El principal problema de este país es el que sufren millones de personas debido al empobrecimiento social que conduce, en muchos casos, a la exclusión. Esta grave realidad choca frontalmente con la primera cualidad que define a nuestro Estado: un Estado Social. Un Estado Social está obligado a que los derechos humanos sean el eje transversal y vertebrador del mismo, cuyo primer objetivo debería consistir en conseguir una distribución de la renta, entre todos los habitantes del Estado, lo más equitativa posible y deseable. Cuando el Estado no cumple con su primera cualidad, la social, es un Estado fraudulento para su ciudadanía, un Estado carente de salud democrática al no lograr una distribución de la renta justa, según marca el art. 40 de la Constitución. Esta situación condena a una de cada cinco personas a la pobreza o a la exclusión social, hace que seamos uno de los países europeos con mayor pobreza infantil, miles de ciudadanos se han visto desahuciados, no ha permitido la integración de miles de inmigrantes o refugiados, mantiene pensiones miserables (sobre todo las que perciben las mujeres), ha provocado que la pobreza energética complique aún más la vida a millones de personas.

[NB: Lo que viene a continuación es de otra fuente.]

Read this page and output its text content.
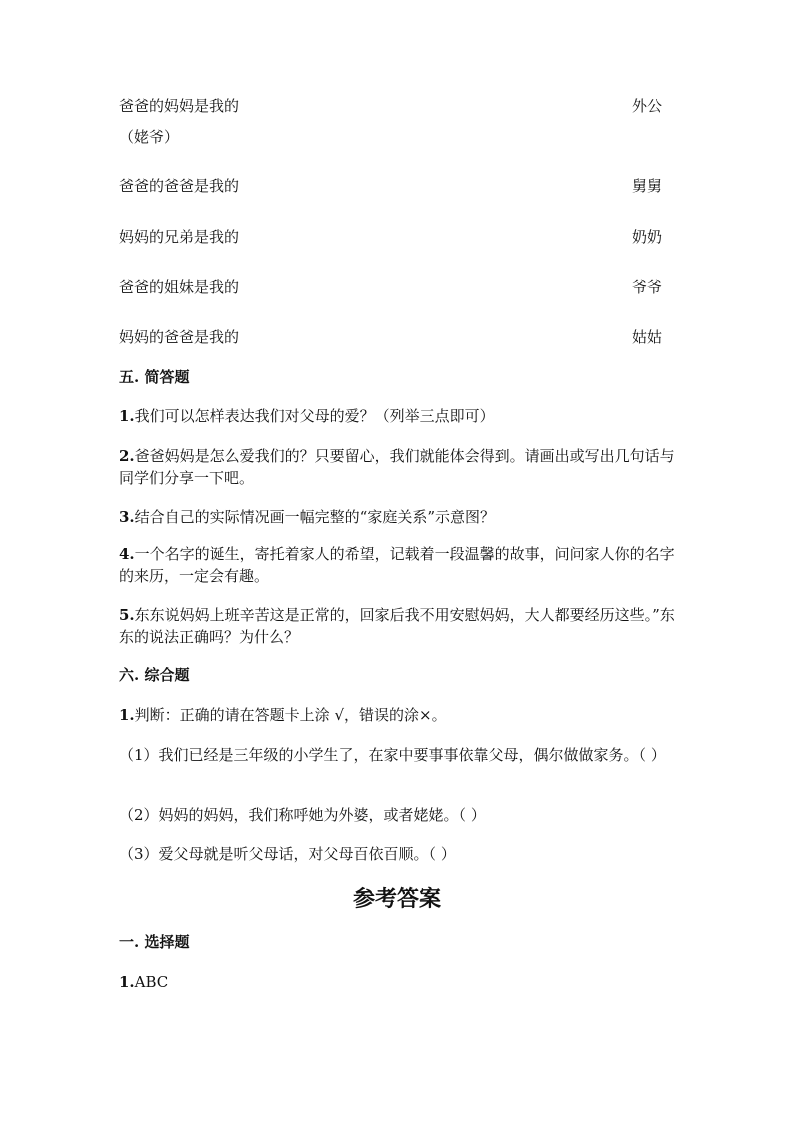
爸爸的妈妈是我的	外公
（姥爷）
爸爸的爸爸是我的	舅舅
妈妈的兄弟是我的	奶奶
爸爸的姐妹是我的	爷爷
妈妈的爸爸是我的	姑姑
五. 简答题
1.我们可以怎样表达我们对父母的爱？（列举三点即可）
2.爸爸妈妈是怎么爱我们的？只要留心，我们就能体会得到。请画出或写出几句话与同学们分享一下吧。
3.结合自己的实际情况画一幅完整的“家庭关系”示意图？
4.一个名字的诞生，寄托着家人的希望，记载着一段温馨的故事，问问家人你的名字的来历，一定会有趣。
5.东东说妈妈上班辛苦这是正常的，回家后我不用安慰妈妈，大人都要经历这些。”东东的说法正确吗？为什么？
六. 综合题
1.判断：正确的请在答题卡上涂 √，错误的涂×。
（1）我们已经是三年级的小学生了，在家中要事事依靠父母，偶尔做做家务。（ ）
（2）妈妈的妈妈，我们称呼她为外婆，或者姥姥。（ ）
（3）爱父母就是听父母话，对父母百依百顺。（ ）
参考答案
一. 选择题
1.ABC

Estos datos son la consecuencia de un Estado, encabezado por el Gobierno, que en lugar de trabajar por mejorar la calidad de vida de su ciudadanía, ha invertido 60.000 millones de euros en la banca privada, ha sido cómplice de la corrupción despilfarrando millones de euros, y al mismo tiempo, ha realizado, sin ningún tipo de pudor, enormes recortes sociales. Todo ello nos conduce a una sociedad dual entre los que viven y malviven. Me temo que el Gobierno de España está haciendo todo lo posible por echar cortinas de humo para a fin de propiciar que el principal problema de este país quede difuminado con otros acontecimientos que le puedan generar más réditos en las urnas, como por ejemplo, la territorialidad.

La territorialidad es sin duda otro problema importante del Estado. El artículo 1º de la Constitución Española de 1978 dice: España se constituye en un Estado Social y Democrático de Derecho. No dice Nación, dice Estado. Un Estado Democrático es un sujeto jurídico-político basado en la soberanía del pueblo que lo constituye y no a la inversa. Una Nación se puede definir como: «una comunidad humana con nombre propio, asociada a un territorio nacional, que posee mitos comunes de antepasados, que comparte una memoria histórica, uno o más elementos de una cultura compartida y un cierto grado de solidaridad» (Anthony D. Smith, sociólogo de la London School of Economics). En vez de articular vínculos afectivos que logren una acomodación de las diferentes realidades del Estado se ha inducido a todo lo contrario: al desafecto, al agravio y a la radicalización. ¿Cuándo vamos a comprender que este Estado es diverso y plurinacional? Nuestro Estado tiene al menos cuatro nacionalidades históricas reconocidas en sus propios estatutos autonómicos: Cataluña, País Vasco, Galicia y Andalucía. Urge, junto al desarrollo del Estado Social, la implantación del Estado Federal.

Por último, la Corona y la Religión mayoritaria tienen que dar un paso atrás. La Corona, una realidad trasnochada en la Europa del siglo XXI, abriendo la puerta a que el Jefe del Estado sea elegido por sufragio universal. La Religión, perdiendo todos sus privilegios en la nueva Constitución, lo que no significa la falta de reconocimiento a sus prácticas y tradiciones. El Art. 16.3 de la actual Constitución lo deja claro: Ninguna confesión tendrá carácter estatal.

De esta manera será posible despejar el camino hacia la convivencia entre toda la ciudadanía, profesemos o no una religión, sigamos diferentes ideologías, seamos catalanes o andaluces, hombres o mujeres, desarrollemos nuestra sexualidad atendiendo a nuestra orientación sexual, no sintiéndonos superiores a otras etnias o culturas. Y, sobre todo, con una economía doméstica que nos haga vivir a todos/as con dignidad. Los ciudadanos/as del Estado español hemos sabido salir de situaciones más complicados que las actuales. ¿Por qué no vamos a ser capaces de jubilar a la Constitución agotada de 1978 e ilusionarnos con una nueva que nos haga más Estado Social y Democrático de Derecho?